3-5.1
Standard 3-5: The students will demonstrate an understanding of the major developments in South Carolina in the late nineteenth century and the twentieth century.
3-5.1 Summarize developments in industry and technology in South Carolina in the late nineteenth century and the twentieth century, including the rise of the textile industry, the expansion of the railroad, and the growth of the towns. (H, G, E)
It Is Essential For Students To Know
- Although agriculture remained the dominant economic activity in South Carolina, the state experienced changes in the late nineteenth century and early twentieth century due to developments in industry and technology.
- The growth of the textile industry provided jobs and an increase in economic activity. Local entrepreneurs became boosters of the idea of a New South that was based on investment in industry as well as agriculture.

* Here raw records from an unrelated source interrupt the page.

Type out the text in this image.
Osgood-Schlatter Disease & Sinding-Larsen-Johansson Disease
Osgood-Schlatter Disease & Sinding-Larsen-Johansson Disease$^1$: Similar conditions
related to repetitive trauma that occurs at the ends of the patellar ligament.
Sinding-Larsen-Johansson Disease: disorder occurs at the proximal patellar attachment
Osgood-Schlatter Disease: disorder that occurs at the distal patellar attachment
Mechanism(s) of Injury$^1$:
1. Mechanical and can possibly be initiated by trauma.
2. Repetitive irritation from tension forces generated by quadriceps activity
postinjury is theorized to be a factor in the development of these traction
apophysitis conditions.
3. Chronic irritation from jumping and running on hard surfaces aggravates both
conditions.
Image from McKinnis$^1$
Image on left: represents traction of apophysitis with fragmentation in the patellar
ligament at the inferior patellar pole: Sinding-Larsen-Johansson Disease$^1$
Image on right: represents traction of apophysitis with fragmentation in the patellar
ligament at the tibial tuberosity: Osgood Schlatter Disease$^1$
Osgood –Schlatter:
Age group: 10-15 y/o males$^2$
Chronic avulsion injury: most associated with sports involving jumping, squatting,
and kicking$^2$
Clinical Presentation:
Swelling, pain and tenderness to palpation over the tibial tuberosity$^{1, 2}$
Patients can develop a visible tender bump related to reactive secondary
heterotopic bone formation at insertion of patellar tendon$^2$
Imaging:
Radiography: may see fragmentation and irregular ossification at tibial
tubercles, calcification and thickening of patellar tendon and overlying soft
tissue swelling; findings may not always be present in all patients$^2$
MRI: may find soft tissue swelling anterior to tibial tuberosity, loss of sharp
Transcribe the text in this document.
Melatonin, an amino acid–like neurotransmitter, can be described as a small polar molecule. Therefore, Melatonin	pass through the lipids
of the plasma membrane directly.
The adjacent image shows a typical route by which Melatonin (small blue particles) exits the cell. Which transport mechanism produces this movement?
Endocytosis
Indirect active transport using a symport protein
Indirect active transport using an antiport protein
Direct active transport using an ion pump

- South Carolina's geography provided ideal locations for textile mills. Mills were located along fall line rivers where they could use the swift flowing water to make hydroelectric power to turn the turbines to run machinery. This also placed the mill close to the source of cotton.
- Towns were built near textile mills to provide housing, social activities, and needed goods for the textile workers.
- South Carolina also had a steady supply of workers. Farmers who could no longer make a living from the land because of falling cotton prices and depleted soil (3-5.3) moved to the towns so that they, their wives and children could find work in the mills.
- Because of segregation and discrimination (3-5.2), African Americans were not hired to work in the mills but might get jobs loading and unloading the cotton bales and finished cloth outside of the mill.
- The growth of the railroad in South Carolina improved the movement of both goods and people and so promoted economic growth. Many more miles of track were laid, especially in the upstate. Peach
- farmers were able to get their crop to market in special refrigerated cars. Textile mills were able to ship cloth out of the state to markets across the country.
- Towns grew up along the railroad routes across the state.
- Streetcars also helped to expand the cities of Charleston and Columbia.
- Other technological innovations such as the telephone, electricity and the automobile had limited impact
- in South Carolina. Many people who lived in the state, especially those who lived in rural areas, were not able to get service and many others could not afford to pay for it.
- Automobiles led to an increase in paved roads in the state.
It Is Not Essential For Students to Know:
- It is not essential for students to know about working conditions in the mills or the lack of child labor laws or that inventors were attracted to South Carolina because of the lack of labor unions.
- Students do not need to know that the paternalistic attitude of some mill owners led them to control the lives of the workers who lived in the mill villages.